Harry from Copthorne Prep School in the UK noticed that only the numbers that met the description of the circle were allowed in. He worked out that if they met the descriptions of both circles then they went into the crossover part, and if they didn't meet the description of either circle then they had to stay outside. He made this video explaining how to put the numbers into the Venn diagrams:

Well done, Harry! We've also uploaded an image of Harry's solutions.

Lyra, Giselle and Taylor from Westridge in the USA explained their ideas for the first three Venn diagrams:

You would put the not even numbers and multiples of 5 in the right circle (multiples of 5), put the both even and multiples of 5 numbers in the middle (where the circles combine), put the even numbers that are not multiples of 5 in the left circle, and you would put the numbers that are neither even or multiples of 5 outside of the circle.

In the second diagram, put the numbers that are less than 20 that are not odd in the right circle, the numbers that are odd and not less than 20 you put in the left circle, put the numbers that are odd and less than 20 in the middle (where the circles combine), and put the numbers that are neither odd or less than 20 outside of the circles.

In the third diagram, the labels should be: the left one should be labeled "odd", and the right one should be labeled "higher than 20".

Thank you all for explaining this so clearly.

Abbie, also from Westridge, noticed something interesting about the last diagram:

Also, for the diagram that says "even numbers" and "odd numbers", there can't be an even AND odd number unless you are going to count zero.

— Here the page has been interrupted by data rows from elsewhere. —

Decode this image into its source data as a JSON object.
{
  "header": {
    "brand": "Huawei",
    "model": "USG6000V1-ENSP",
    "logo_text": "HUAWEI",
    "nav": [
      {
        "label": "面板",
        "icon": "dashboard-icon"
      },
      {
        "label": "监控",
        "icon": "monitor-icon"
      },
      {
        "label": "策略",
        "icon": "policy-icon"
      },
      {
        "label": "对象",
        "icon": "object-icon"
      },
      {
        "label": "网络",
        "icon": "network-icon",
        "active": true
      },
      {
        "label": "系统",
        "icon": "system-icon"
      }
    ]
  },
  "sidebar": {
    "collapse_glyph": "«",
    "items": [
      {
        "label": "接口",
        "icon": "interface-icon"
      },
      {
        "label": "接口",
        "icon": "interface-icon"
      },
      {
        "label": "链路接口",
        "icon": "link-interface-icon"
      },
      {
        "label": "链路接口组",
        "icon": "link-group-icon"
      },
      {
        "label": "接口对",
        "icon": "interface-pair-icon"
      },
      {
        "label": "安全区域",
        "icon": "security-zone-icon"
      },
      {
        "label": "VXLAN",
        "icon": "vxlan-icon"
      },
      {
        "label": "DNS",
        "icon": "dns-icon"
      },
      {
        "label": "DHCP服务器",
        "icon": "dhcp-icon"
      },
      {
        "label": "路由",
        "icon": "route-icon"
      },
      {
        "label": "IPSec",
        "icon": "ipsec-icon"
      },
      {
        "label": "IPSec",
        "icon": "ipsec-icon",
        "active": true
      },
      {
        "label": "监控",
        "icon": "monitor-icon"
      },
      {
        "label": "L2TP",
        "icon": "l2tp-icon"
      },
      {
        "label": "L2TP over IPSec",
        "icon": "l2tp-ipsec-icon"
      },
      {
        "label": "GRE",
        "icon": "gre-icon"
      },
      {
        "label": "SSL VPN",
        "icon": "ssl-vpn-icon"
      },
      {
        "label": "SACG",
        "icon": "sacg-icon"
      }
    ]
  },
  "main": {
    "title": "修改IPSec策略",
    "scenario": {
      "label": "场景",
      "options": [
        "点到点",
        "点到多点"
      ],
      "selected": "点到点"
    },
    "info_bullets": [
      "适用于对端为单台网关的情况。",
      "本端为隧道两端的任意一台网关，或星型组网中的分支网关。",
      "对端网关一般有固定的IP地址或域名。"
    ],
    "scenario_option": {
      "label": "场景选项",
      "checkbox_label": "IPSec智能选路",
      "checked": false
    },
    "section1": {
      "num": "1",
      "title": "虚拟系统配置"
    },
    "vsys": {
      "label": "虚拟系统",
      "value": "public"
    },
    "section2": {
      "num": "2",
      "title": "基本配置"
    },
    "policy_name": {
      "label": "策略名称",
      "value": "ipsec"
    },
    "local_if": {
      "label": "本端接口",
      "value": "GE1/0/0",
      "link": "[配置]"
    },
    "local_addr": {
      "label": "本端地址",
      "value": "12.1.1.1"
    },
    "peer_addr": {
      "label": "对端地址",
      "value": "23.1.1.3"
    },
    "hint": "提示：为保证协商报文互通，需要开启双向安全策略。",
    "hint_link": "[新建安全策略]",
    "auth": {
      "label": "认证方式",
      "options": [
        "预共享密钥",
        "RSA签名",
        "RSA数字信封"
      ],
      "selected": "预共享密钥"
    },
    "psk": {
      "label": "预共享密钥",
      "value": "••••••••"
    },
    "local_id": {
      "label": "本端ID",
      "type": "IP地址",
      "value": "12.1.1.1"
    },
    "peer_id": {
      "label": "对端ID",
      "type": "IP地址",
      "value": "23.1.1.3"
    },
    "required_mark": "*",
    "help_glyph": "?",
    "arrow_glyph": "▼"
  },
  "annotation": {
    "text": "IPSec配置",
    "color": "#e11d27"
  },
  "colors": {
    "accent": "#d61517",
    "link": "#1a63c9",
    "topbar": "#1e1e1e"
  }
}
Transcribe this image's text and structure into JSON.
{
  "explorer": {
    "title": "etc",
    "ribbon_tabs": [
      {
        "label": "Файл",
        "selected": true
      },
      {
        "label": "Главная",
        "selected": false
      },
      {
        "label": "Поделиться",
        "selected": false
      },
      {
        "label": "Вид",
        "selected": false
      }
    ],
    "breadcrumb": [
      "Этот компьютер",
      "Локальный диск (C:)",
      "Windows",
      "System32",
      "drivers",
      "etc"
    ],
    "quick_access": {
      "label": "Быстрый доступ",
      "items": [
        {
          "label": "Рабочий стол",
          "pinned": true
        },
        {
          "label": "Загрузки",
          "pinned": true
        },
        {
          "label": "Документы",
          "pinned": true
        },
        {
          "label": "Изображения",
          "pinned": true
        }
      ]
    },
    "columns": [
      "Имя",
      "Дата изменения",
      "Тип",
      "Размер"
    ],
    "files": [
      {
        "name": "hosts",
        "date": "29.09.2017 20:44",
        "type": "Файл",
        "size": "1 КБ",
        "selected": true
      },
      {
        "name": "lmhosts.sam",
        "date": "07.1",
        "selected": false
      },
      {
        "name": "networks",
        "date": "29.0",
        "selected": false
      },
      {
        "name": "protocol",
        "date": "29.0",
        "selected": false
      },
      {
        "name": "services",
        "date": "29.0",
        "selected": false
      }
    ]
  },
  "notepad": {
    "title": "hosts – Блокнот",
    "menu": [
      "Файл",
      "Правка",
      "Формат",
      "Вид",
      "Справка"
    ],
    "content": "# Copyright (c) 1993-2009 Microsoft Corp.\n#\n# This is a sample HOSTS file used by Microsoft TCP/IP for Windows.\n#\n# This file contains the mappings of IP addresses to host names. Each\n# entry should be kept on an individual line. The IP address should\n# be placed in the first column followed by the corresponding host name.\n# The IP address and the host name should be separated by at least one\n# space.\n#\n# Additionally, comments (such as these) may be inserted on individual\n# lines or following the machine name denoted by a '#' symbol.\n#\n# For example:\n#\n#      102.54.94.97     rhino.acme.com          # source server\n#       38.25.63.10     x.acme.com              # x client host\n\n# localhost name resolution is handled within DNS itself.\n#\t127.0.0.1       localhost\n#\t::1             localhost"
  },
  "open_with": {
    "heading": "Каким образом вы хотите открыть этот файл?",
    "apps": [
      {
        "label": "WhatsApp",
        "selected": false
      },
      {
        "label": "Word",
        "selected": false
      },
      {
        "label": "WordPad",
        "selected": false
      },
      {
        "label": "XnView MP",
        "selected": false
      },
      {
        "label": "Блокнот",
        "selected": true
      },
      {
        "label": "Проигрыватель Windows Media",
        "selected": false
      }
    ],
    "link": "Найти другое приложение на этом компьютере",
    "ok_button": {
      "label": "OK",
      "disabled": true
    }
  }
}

That would be a trick question to those who don't know their numbers well enough yet.

That's a really good idea, Abbie - I wonder if we would count zero as even number, an odd number, both or neither!

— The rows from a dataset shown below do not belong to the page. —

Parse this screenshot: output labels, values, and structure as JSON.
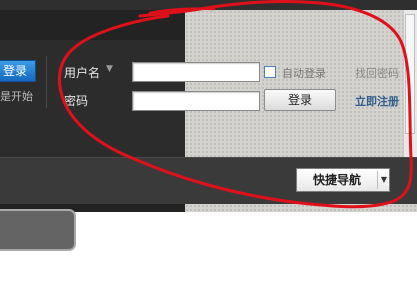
{
  "header": {
    "login_button_partial": "登录",
    "start_text_partial": "是开始"
  },
  "login_form": {
    "username_label": "用户名",
    "username_value": "",
    "password_label": "密码",
    "password_value": "",
    "auto_login_label": "自动登录",
    "auto_login_checked": false,
    "forgot_password_link": "找回密码",
    "submit_label": "登录",
    "register_link": "立即注册"
  },
  "nav": {
    "quick_nav_label": "快捷导航"
  },
  "colors": {
    "annotation_stroke": "#e0101a",
    "header_dark": "#2c2c2c",
    "login_blue": "#1f7ad6",
    "register_blue": "#2f5e8c"
  },
  "icons": {
    "username_dropdown": "caret-down-icon",
    "quick_nav_dropdown": "caret-down-icon"
  }
}
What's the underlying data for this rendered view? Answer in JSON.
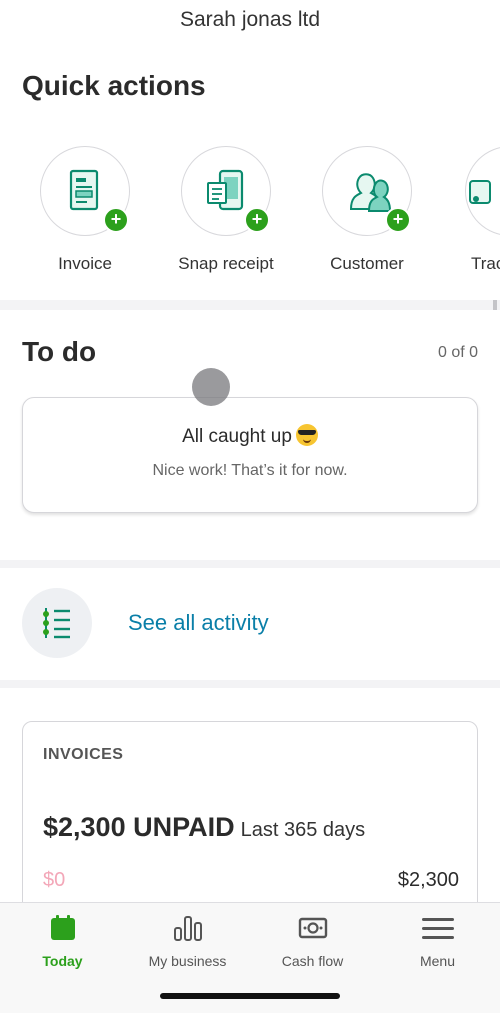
{
  "header": {
    "company_name": "Sarah jonas ltd"
  },
  "quick_actions": {
    "title": "Quick actions",
    "items": [
      {
        "label": "Invoice",
        "icon": "invoice-icon"
      },
      {
        "label": "Snap receipt",
        "icon": "receipt-icon"
      },
      {
        "label": "Customer",
        "icon": "customer-icon"
      },
      {
        "label": "Trac",
        "icon": "track-icon"
      }
    ]
  },
  "todo": {
    "title": "To do",
    "count": "0 of 0",
    "card_title": "All caught up",
    "card_emoji": "sunglasses-face-emoji",
    "card_subtitle": "Nice work! That’s it for now."
  },
  "activity": {
    "link_label": "See all activity",
    "icon": "activity-list-icon"
  },
  "invoices": {
    "label": "INVOICES",
    "amount": "$2,300 UNPAID",
    "period": "Last 365 days",
    "left_value": "$0",
    "right_value": "$2,300"
  },
  "tabbar": {
    "items": [
      {
        "label": "Today",
        "icon": "calendar-icon",
        "active": true
      },
      {
        "label": "My business",
        "icon": "bar-chart-icon",
        "active": false
      },
      {
        "label": "Cash flow",
        "icon": "cash-icon",
        "active": false
      },
      {
        "label": "Menu",
        "icon": "hamburger-menu-icon",
        "active": false
      }
    ]
  },
  "colors": {
    "brand_green": "#2ca01c",
    "link_blue": "#0a7fa8",
    "icon_teal": "#0b8a6e"
  }
}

Haleema from Pierrepont Gamston Primary School also had an idea about the last diagram:

The thing I noticed on the last one was that if the labels are even and odd numbers there can't be anything in the middle. I don't think a Venn diagram should have been used for that. Maybe you could draw circles and label them but there just shouldn't be a middle section.

This is a good idea, Haleema - if we drew a diagram with two circles that didn't overlap, would that still be a Venn diagram or would it be a different type of diagram? I wonder if there are any other types of diagram we could use for two types of numbers where there isn't any overlap.

Finally, Sarah from the ABQ Seeb International School in Oman sent us this video explaining how to put the numbers into the first Venn diagram and into her own Venn diagram:

Thank you for that very clear explanation, Sarah.